Convaincre Berlin d’avancer
Le nouveau résident de l’Elysée devra néanmoins composer avec une réalité qui semble souvent échapper aux candidats à la présidentielle : si l’Europe attend de la France qu’elle prenne des initiatives en matière d'intégration européenne, ce n’est pas pour cette raison que les institutions de l'Union et les autres Etats membres seront d’accord avec tout ce que Paris propose.
Ainsi, Jyrki Katainen, vice-président de la Commission européenne en charge de l'Emploi, de la Croissance, des Investissements et de la Compétitivité a-t-il qualifié "d'idée horrible", la proposition d'Emmanuel Macron d'instaurer un "Buy European Act", en vertu duquel seules les entreprises ayant localisé au moins la moitié de leur production en Europe auraient accès aux marchés publics dans l'Union.

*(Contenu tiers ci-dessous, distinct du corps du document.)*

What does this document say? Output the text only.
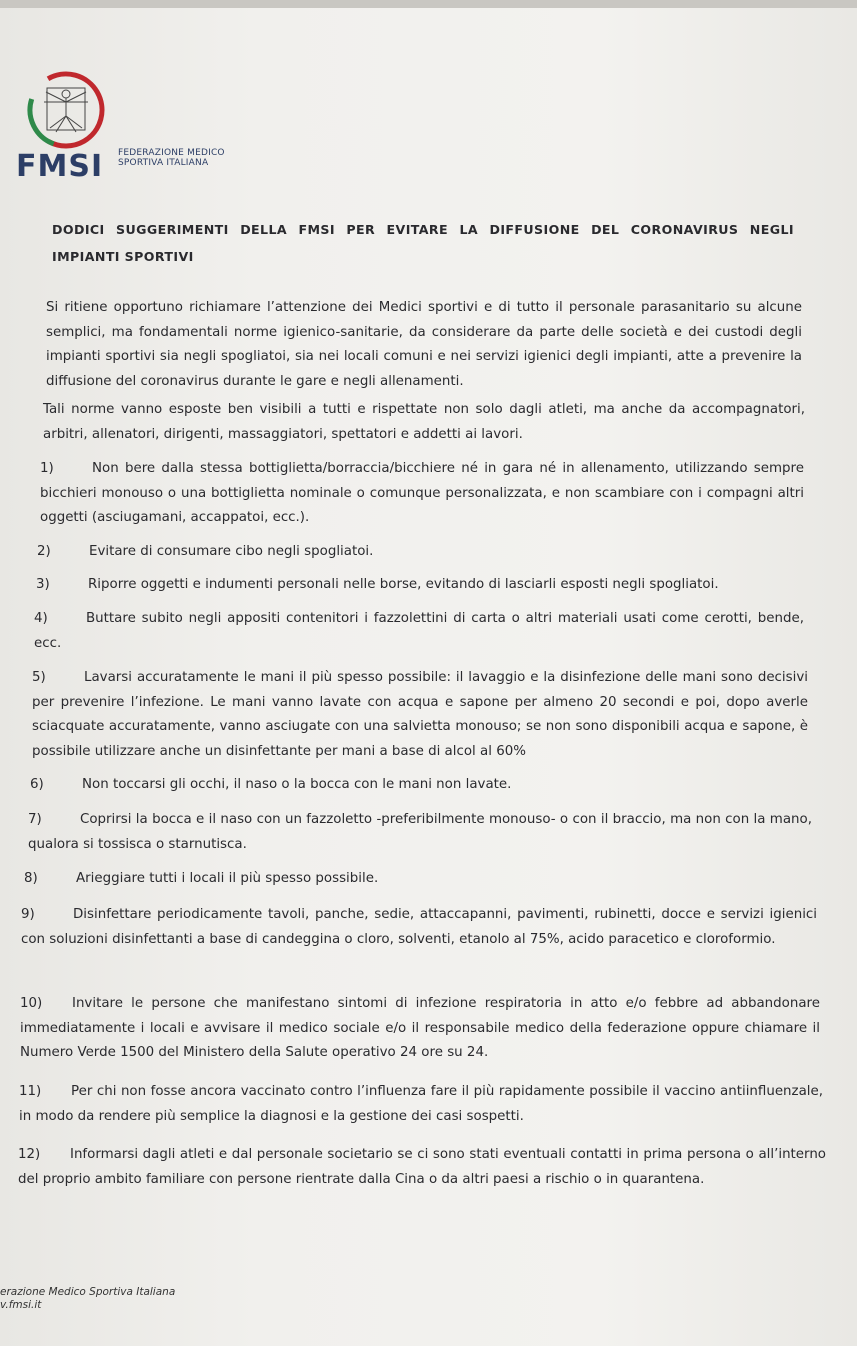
FMSI FEDERAZIONE MEDICO
SPORTIVA ITALIANA
DODICI SUGGERIMENTI DELLA FMSI PER EVITARE LA DIFFUSIONE DEL CORONAVIRUS NEGLI IMPIANTI SPORTIVI

Si ritiene opportuno richiamare l’attenzione dei Medici sportivi e di tutto il personale parasanitario su alcune semplici, ma fondamentali norme igienico-sanitarie, da considerare da parte delle società e dei custodi degli impianti sportivi sia negli spogliatoi, sia nei locali comuni e nei servizi igienici degli impianti, atte a prevenire la diffusione del coronavirus durante le gare e negli allenamenti.

Tali norme vanno esposte ben visibili a tutti e rispettate non solo dagli atleti, ma anche da accompagnatori, arbitri, allenatori, dirigenti, massaggiatori, spettatori e addetti ai lavori.

1)	Non bere dalla stessa bottiglietta/borraccia/bicchiere né in gara né in allenamento, utilizzando sempre bicchieri monouso o una bottiglietta nominale o comunque personalizzata, e non scambiare con i compagni altri oggetti (asciugamani, accappatoi, ecc.).
2)	Evitare di consumare cibo negli spogliatoi.
3)	Riporre oggetti e indumenti personali nelle borse, evitando di lasciarli esposti negli spogliatoi.
4)	Buttare subito negli appositi contenitori i fazzolettini di carta o altri materiali usati come cerotti, bende, ecc.
5)	Lavarsi accuratamente le mani il più spesso possibile: il lavaggio e la disinfezione delle mani sono decisivi per prevenire l’infezione. Le mani vanno lavate con acqua e sapone per almeno 20 secondi e poi, dopo averle sciacquate accuratamente, vanno asciugate con una salvietta monouso; se non sono disponibili acqua e sapone, è possibile utilizzare anche un disinfettante per mani a base di alcol al 60%
6)	Non toccarsi gli occhi, il naso o la bocca con le mani non lavate.
7)	Coprirsi la bocca e il naso con un fazzoletto -preferibilmente monouso- o con il braccio, ma non con la mano, qualora si tossisca o starnutisca.
8)	Arieggiare tutti i locali il più spesso possibile.
9)	Disinfettare periodicamente tavoli, panche, sedie, attaccapanni, pavimenti, rubinetti, docce e servizi igienici con soluzioni disinfettanti a base di candeggina o cloro, solventi, etanolo al 75%, acido paracetico e cloroformio.
10) Invitare le persone che manifestano sintomi di infezione respiratoria in atto e/o febbre ad abbandonare immediatamente i locali e avvisare il medico sociale e/o il responsabile medico della federazione oppure chiamare il Numero Verde 1500 del Ministero della Salute operativo 24 ore su 24.
11) Per chi non fosse ancora vaccinato contro l’influenza fare il più rapidamente possibile il vaccino antiinfluenzale, in modo da rendere più semplice la diagnosi e la gestione dei casi sospetti.
12) Informarsi dagli atleti e dal personale societario se ci sono stati eventuali contatti in prima persona o all’interno del proprio ambito familiare con persone rientrate dalla Cina o da altri paesi a rischio o in quarantena.
erazione Medico Sportiva Italiana
v.fmsi.it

Ensuite, si l'Allemagne voit d'un bon œil l'arrivée au pouvoir d'Emmanuel Macron, Berlin n'en reste pas moins très réticent à l’établissement d’un budget de la zone euro, prélude à une "Union de transferts" dont les Allemands ne veulent pas. Echaudés par les promesses non tenues des présidents français, "les Allemands sont suspicieux", souligne Olivier Costa, "mais ils ont besoin d’alliés pour faire avancer les choses, et il n’y a pas beaucoup d’alternatives à la France".
Selon le politologue, Emmanuel Macron va chercher à faire un deal avec Berlin, où il effectuera son premier déplacement à l'étranger : "La réforme et la démocratisation de la gouvernance de la zone euro, la relance de politique d’investissements pour sortir de l’austérité à tous crins, en échange de quoi la France s’engage à tenir son déficit budgétaire sous le seuil des 3 % du PIB (c’est le seul candidat qui s’est engagé à le faire, NdlR) et à entreprendre un certain nombre de réformes. Macron est bien vu à Berlin. Il y a une fenêtre d’ouverture quel que soit le prochain chancelier", Angela Merkel ou le social-démocrate Martin Schulz.
Le bon président, au bon moment ?
Mais Emmanuel Macron doit aussi prendre conscience que sa période de grâce européenne ne s’éternisera pas. "Les Français dépensent trop d’argent et ils dépensent au mauvais endroit", a déclaré Jean-Claude Juncker, lundi, à Berlin, au lendemain de l'élection. Comme pour mieux rappeler que l’exécutif européen a fait preuve d’assez de mansuétude avec le mauvais élève budgétaire français.
La chance du nouveau président français est qu’après avoir été essorée par la crise, et ébranlée par le référendum britannique sur le Brexit, l’Europe semble être mûre pour aller de l’avant. "Emmanuel Macron arrive au bon moment en ce sens que tout le monde a enfin compris que ce qu’il faut faire à l’échelle européenne, ce n’est pas des réformes institutionnelles, mais relancer des politiques publiques. Macron revient à une approche plus fonctionnaliste de l’UE. Son idée de l’Europe est qu’elle doit se doter de capacité pour régler des problèmes qui se posent à tous les Etats membres : flux migratoire, croissance, changement climatique. Il arrive un moment où l’on a besoin de contenu."